Trust in experimentation. Many sub-Saharian cultures traditionally perceive home as a wide environment, as a place defined more by rituals and social practices than by a compact volume. While Western urban culture strongly characterized public space, African and traditional Chinese cities share a certain indifference towards a highly specialized urban environment. Contemporary low density African cities could experiment the implantation and manipulation of a foreign high-density typology: the Chinese courtyard house. This model, on a regional base, already shares some relevant aspects with the sub-Saharan housing: a marked homogeneity of types, while variation relies on variation in scale and in the quality and decoration of materials, and the definition through a fence of a microcosm where families run their daily life. These inner spaces are usually specialized and rigidly comparted in their use, while there's a progressive and blurred distinction between indoors and outdoors, thanks also to a mild climate.The pattern of the fence could allow different degrees of privacy, eventually disappearing when the relationships between neighbors grow.

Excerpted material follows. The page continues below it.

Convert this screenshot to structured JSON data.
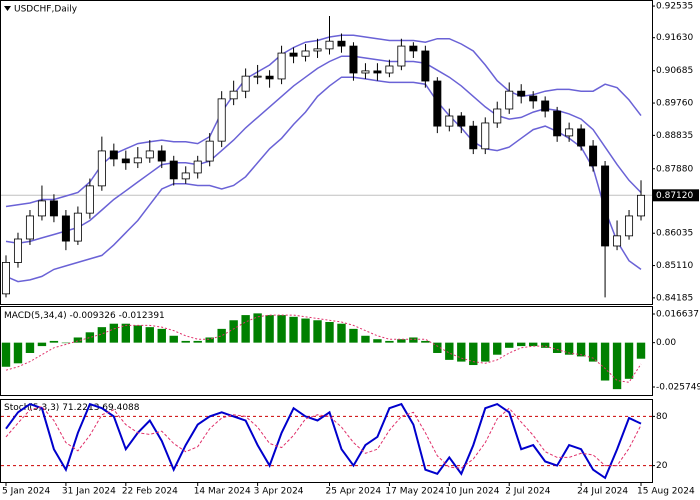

Trust as pooling of risk. A large-scale housing policy financed through microbanking. Small scale banking has consistently supported development worldwide, boosting job creation and raising living standards. The joint liability of a group of borrowers reduces the risk of lending to the poorest, inducing responsible attitude between citizens.
Trust in space and experience sharing. While nowadays there's often a close and univocal bond between a house and a family, the ever-increasing degree of proximity and density induced by inurbation in modern African cities could induce the proliferation of new practices and lifestyles, driven by social or economical needs. By instance, families could break their isolation towards foreign people and open part of their daily private environment to other inhabitants: each house could have a part that can be rented so that the rent pays the bond for the house, or contributes in raising the family living standards and increasing the confidence and trust towards fellow citizens.
1. Hard /soft
A house as a microcosm of materic elements within a soft edge: while the individual space (rooms) is determined by a hard boundary (walls), the family space (house) is defined by a soft edge (fence).
2.Outer / inner rooms
The mild Angolan climate allows having a progressive and blurred distinction between indoors and outdoors: the house can be seen as a sequence covered/uncovered of rooms, each of the rooms devoted to a certain activity.
The division between street/house, public/private is not always determined by a recognizable threshold: in-between spaces are spaces belonging to either the public or private domain and are equally accessible to both sides.